Bien inspirée, Sara Najafi cherche des soutiens dans son combat en se rendant à Paris pour proposer à deux chanteuses françaises, Jeanne Cherhal et Élise Caron, ainsi qu’à la chanteuse tunisienne Emel Mathlouthi de participer à son projet de concert. La caméra capte discrètement la complicité qui se noue peu à peu entre ces femmes, enthousiasmées par la découverte du sublime répertoire musical iranien. Dans une scène, le lien culturel inconscient entre les cultures persanes, arabes, et françaises se rend à l’évidence: « comment dit-on musique en farsi ? » demande un musicien français à Sara Najafi qui répond : mu-si-‘i (موسيقي) . mu-si-‘i en farsi, mu-si-‘a en arabe, musique en français : la même racine.
Ces scènes, tournées en 2011, au début du printemps arabe, rappellent aussi dans quel esprit contestataire et plein d’espoir vivait alors le monde arabe. Parmi les chanteuses, la Tunisienne Emel Mathlouti, la plus frondeuse de toutes, questionne l’aspect révolutionnaire du concert, lorsque celle-ci découvre qu’il ne pourra s’organiser sans autorisation officielle. Sara Najafi, l’Iranienne qui a participé à la « révolution verte » de 2009, déjà un peu loin derrière elle, propose d’accepter certains compromis dans le but d’accomplir l’ « acte le plus révolutionnaire que l’on puisse accomplir pour le moment ».
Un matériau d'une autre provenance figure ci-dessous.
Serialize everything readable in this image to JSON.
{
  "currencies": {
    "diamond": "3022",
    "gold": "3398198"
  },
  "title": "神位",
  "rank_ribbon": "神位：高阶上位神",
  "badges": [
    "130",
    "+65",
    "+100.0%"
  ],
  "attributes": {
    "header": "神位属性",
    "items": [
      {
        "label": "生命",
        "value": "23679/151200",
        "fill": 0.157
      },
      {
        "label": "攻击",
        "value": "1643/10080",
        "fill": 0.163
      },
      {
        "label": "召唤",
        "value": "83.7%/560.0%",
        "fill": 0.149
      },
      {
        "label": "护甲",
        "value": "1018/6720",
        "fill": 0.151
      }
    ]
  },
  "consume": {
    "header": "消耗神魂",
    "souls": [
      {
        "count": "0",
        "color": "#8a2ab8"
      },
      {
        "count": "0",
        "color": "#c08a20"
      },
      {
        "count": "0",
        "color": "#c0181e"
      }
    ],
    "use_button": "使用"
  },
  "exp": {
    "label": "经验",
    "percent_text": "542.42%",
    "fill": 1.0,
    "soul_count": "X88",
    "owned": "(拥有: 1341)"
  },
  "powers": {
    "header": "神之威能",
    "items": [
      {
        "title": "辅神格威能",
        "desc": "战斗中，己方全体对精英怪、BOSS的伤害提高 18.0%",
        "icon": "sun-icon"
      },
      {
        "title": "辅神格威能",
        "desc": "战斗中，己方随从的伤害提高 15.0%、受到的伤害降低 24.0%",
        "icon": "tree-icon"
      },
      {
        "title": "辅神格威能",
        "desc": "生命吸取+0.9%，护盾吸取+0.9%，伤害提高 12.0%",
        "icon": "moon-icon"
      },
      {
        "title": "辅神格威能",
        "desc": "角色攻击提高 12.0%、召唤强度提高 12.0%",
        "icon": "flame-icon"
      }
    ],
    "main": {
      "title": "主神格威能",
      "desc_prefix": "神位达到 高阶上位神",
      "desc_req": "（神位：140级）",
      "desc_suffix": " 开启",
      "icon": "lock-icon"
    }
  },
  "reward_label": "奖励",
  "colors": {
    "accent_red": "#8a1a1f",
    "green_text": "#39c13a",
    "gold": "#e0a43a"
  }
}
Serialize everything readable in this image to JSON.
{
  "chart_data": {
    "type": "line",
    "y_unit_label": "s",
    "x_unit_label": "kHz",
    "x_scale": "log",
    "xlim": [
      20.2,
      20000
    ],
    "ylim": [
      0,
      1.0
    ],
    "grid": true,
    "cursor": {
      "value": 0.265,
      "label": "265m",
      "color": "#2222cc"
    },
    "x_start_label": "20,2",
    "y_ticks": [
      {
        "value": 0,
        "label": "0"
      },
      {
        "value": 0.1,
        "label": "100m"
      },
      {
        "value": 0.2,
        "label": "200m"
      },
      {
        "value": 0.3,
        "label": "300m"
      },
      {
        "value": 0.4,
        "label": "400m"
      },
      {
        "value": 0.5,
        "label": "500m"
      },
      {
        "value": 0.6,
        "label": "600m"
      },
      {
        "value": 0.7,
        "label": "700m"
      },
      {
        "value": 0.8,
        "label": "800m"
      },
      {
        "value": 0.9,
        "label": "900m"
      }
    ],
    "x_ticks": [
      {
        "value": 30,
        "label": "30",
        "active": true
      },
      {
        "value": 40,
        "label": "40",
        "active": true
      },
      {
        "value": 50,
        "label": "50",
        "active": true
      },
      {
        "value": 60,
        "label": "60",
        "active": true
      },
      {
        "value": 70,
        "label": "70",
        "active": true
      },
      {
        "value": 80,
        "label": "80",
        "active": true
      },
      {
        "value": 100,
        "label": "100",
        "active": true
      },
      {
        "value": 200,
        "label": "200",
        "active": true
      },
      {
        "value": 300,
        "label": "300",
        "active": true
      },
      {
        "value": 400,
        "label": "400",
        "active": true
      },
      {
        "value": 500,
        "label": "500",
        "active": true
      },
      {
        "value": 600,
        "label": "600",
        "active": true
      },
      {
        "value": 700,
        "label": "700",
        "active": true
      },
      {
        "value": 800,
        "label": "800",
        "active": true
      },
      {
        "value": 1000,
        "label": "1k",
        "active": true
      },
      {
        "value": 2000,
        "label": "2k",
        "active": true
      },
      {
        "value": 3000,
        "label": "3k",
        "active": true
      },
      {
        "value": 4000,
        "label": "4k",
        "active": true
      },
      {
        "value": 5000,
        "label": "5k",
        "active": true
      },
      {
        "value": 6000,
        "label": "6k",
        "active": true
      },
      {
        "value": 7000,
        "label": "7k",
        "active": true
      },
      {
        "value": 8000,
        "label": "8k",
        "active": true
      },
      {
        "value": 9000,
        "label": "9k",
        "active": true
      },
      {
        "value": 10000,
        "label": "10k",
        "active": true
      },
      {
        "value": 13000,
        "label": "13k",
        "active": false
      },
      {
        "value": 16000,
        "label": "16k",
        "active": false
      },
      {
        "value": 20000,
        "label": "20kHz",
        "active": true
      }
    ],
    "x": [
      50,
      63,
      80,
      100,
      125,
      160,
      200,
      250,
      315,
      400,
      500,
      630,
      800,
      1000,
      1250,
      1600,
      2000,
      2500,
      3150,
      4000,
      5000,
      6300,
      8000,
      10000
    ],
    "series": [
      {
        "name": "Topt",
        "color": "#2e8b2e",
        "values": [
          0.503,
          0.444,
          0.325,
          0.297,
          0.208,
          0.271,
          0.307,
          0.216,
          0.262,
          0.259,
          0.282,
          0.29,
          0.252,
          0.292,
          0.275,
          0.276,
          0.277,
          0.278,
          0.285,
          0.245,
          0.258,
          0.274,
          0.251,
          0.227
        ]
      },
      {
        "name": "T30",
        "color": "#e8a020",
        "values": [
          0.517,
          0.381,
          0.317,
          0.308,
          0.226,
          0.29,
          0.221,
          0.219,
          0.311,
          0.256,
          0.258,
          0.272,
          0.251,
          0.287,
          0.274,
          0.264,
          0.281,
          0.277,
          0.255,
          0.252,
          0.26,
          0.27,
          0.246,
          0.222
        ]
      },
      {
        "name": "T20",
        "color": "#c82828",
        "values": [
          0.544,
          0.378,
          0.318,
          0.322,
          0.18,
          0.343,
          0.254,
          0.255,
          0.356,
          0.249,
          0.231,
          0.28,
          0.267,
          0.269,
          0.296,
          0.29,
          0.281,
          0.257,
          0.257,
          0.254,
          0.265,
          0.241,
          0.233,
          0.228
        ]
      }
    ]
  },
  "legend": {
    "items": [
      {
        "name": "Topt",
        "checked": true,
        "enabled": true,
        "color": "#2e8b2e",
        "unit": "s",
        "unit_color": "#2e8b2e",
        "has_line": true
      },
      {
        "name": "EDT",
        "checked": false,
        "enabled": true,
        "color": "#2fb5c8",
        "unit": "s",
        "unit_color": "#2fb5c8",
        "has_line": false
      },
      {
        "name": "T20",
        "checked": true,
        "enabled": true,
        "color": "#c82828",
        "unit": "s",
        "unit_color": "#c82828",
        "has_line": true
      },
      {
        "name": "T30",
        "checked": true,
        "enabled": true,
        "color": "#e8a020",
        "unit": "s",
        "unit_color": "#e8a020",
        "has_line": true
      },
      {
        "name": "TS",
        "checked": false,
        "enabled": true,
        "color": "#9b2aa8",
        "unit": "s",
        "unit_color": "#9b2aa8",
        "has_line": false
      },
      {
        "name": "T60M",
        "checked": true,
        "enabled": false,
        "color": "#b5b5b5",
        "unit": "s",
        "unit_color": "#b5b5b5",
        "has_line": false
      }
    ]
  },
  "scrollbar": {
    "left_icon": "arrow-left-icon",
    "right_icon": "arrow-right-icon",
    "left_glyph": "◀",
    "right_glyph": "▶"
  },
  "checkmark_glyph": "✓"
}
Un hommage à un monde disparu
No Land’s Song n’est jamais autant évocateur que lorsqu’il montre les façades décrépies des anciennes salles de spectacles du Téhéran prérévolutionnaire. Sara Najafi et ses amies solistes se promènent dans ces lieux peuplés de fantômes, alors que résonnent les chants des deux célèbres chanteuses iraniennes Qamar el Moluk Vaziri (1905-1959) et Delkash (1925-2004). Dans un film d’archives stupéfiant datant de 1960, on découvre Delkash interprétant une chanson poétique sur la beauté de l’ivresse, un petit verre de cristal à la main.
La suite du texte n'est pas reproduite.